She looks fine, but you need to get her a long UVB tube and a long tube fixture for it that has a reflector in it, do not buy a compact or coil
UVB bulb!!! Dragons need at least a 10% or 10.0 UVB tube that is long, at least 18" long, and that has a reflector. This way they get adequate
UVB light throughout their tank. Without a long UVB tube and fixture they cannot absorb any Calcium that they ingest, they just excrete it, and this causes MBD very quickly. The compact and coil UVB bulbs that fit into regular lamp fixtures are far too weak for Dragons.
What you want is either an 18" or longer Reptisun 10.0 T8 or much stronger T5 (much better than the T8 strength) UVB tube and a matching fixture with a reflector, or an Arcadia 12% T5 UVB tube and fixture. If you get the weaker T8 UVB tube it must be strapped to the underside of the mesh lid, it must be within 6" of his basking spot/platform, and it must be replaced every 6 months on the dot. The stronger T5 UVB tubes only need replaced once every 12 months, and they can sit on top of the mesh lid as long as they are within 10" of the basking spot/platform...
Avoid all UVB tubes made by the brands Zilla, All Living Things, and ReptileOne, as they all emit harmful light rays that all seem to cause severe eye damage, neurological damage, and blindness.
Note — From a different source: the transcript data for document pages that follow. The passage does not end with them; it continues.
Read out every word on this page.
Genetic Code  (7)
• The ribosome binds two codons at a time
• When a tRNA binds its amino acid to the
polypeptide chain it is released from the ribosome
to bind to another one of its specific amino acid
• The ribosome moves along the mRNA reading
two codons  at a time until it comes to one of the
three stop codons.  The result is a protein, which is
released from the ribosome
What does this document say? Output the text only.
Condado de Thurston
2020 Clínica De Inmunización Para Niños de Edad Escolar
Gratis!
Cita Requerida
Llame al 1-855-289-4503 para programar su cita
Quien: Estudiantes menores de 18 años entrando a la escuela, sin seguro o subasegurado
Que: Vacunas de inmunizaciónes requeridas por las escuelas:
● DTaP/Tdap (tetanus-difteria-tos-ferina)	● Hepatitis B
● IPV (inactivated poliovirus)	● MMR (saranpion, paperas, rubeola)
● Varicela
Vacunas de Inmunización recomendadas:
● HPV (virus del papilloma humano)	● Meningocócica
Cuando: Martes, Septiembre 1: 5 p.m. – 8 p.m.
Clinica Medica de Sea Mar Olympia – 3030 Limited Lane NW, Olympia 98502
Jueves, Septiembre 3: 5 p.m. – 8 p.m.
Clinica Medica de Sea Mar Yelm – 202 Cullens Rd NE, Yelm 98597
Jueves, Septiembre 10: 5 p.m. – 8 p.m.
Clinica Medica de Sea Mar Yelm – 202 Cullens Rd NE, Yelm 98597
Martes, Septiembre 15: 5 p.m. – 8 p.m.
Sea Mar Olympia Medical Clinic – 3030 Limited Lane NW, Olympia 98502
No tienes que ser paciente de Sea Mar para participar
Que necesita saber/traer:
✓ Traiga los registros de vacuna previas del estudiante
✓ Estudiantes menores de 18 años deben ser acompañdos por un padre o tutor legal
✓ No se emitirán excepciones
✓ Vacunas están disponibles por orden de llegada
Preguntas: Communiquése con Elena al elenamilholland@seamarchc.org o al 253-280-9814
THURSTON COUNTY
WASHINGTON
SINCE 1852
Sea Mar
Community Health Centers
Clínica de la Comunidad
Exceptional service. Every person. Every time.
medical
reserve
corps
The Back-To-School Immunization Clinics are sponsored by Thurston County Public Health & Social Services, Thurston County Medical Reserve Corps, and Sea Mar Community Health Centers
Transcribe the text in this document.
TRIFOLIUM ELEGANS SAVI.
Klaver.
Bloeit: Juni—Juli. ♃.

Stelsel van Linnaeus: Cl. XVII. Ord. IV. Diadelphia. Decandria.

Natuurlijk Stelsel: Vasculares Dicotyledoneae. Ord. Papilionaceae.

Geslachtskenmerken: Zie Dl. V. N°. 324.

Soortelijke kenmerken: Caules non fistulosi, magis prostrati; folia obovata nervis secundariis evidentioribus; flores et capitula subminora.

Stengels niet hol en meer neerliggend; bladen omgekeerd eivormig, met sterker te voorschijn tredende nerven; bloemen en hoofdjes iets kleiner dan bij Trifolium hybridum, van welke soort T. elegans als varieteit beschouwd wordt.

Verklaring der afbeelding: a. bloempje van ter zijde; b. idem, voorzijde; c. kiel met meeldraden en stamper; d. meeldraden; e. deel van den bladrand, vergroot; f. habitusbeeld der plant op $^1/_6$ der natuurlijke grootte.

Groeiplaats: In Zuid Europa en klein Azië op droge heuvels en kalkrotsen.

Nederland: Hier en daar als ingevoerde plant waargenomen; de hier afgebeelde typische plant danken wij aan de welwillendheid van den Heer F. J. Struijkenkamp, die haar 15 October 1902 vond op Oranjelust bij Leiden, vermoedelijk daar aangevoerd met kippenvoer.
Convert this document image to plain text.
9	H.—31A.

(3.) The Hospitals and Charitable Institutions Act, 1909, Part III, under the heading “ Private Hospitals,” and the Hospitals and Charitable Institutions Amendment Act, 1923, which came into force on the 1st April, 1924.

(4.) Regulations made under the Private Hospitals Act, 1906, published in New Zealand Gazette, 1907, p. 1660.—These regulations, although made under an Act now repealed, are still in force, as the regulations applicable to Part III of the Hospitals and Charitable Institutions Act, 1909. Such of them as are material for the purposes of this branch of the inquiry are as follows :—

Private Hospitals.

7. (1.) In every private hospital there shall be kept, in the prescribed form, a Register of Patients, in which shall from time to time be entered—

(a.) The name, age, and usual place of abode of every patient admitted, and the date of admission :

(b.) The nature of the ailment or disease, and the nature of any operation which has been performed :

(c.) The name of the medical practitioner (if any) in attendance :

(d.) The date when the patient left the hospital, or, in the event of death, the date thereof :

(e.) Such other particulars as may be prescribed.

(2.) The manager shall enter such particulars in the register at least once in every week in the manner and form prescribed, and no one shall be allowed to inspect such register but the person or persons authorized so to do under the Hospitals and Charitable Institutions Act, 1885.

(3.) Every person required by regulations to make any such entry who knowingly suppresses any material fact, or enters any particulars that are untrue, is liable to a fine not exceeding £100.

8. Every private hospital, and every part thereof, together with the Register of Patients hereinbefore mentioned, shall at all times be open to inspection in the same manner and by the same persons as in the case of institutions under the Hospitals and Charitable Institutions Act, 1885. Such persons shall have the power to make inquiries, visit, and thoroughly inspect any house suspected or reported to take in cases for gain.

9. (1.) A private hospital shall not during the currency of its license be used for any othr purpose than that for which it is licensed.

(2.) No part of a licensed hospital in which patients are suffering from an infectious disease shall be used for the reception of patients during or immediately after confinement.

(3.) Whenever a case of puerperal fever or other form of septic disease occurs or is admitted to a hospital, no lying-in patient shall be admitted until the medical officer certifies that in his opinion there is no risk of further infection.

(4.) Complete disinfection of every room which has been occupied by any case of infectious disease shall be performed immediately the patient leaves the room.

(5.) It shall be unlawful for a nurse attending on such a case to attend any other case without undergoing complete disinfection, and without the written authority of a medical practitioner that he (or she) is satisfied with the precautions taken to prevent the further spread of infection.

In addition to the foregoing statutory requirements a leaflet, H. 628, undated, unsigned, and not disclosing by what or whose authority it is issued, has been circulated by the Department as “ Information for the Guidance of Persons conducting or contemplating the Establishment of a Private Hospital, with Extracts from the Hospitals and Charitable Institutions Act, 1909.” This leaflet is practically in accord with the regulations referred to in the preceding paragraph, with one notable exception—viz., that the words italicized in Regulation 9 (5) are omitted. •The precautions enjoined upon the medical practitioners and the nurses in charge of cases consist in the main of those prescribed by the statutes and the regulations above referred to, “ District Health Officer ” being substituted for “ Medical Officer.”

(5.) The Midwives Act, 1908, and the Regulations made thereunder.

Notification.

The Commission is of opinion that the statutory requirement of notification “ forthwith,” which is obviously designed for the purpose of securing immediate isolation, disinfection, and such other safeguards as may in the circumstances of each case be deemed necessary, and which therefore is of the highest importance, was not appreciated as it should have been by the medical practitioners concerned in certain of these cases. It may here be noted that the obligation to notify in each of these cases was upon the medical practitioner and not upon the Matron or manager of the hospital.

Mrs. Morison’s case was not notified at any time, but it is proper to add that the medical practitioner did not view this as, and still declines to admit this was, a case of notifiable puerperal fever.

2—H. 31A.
You cannot use ANY colored bulbs for a Dragon. You are trying to replicate natural sunlight over the Hot Side of his tank, and you do this by putting the long UVB tube right alongside a Brigth-White colored Basking Bulb, both lights over the top of the Hot Side of the tank, sharing the top of the Hot Side of the tank, with his basking spot/platform directly underneath both lights. The Bright-White colored Basking Bulb should be the correct wattage to keep all 3 temperature zones within his tank within the correct ranges, this is very important to him being able to properly digest his food. Never use that red light...
No heat source is needed at nighttime at all, as they are Desert Reptiles, and the desert is both Pitch-Black and very cool, even cold at night, and thus their bodies must be at a nighttime temperature that is considerably cooler than their daytime temperatures in order to rest and recover. AS LONG AS HIS TANK IS AT LEAST 65 DEGREES AT NIGHT HE NEEDS NO NIGHTTIME HEAT SOURCE, AND YOUR HOUSE WOULD HAVE TO BE AT ABOUT 60 DEGREES OR LOWER FOR THAT TO HAPPEN. So unless you freeze yourself at night, please do not use any type of nighttime heat source. He will sleep most comfortably at a nighttime temp between 65-70 degrees.
YOU MUST STOP FEEDING HIM ANY SUPERWORMS!!!!!! This is a big no-no, Dragons are not the same as other reptiles as far as their GI Tracts go, they cannot handle eating worms with hard shells, especially at 7-8 weeks old, they will either choke him or cause a bowel impaction/obstruction that could literally kill him. It's not advised to feed a Bearded Dragon ANY SIZE of Superworms until they are at least 12-14" long!!!! So please, no more Superworms!!!!
And no mealworms as a staple feeder either, they are low in protein, high in fat, and mostly all very hard, chitlin shell that again, your baby dragon cannot properly digest! They will impact him badly.
The adequate live staple feeder insects for a baby Dragon are Crickets, Dubia Roaches, BSFL/Phoenix Worms/NutriGrubs/Reptiworms/Calciworms (all the same thing, just different brand names), and Silkworms. The Crickets and the Roaches must always be smaller than the space between his eyes so that he doesn't choke and so he can properly digest them. If you choose to feed BSFL or Silkworms they are soft-bodied and they can handle the medium to large ones.
He needs Calcium 5 days a week and a Multivitamin 3 days a week.
And you must get either a Temperature Gun or a Digital Thermometer that has a Probe on a Wire, because without one you cannot measure his Basking Spot Surface Temperature (stick-on thermometers are only able to measure Air/Ambient Temps), and if his Basking Spot Surface Temperature is not between 105-110 degrees F he cannot properly digest his food. If the Basking Spot Surface Temp is too low he will not be able to digest any live insects, and if it's over 110 degrees it's potentially lethal.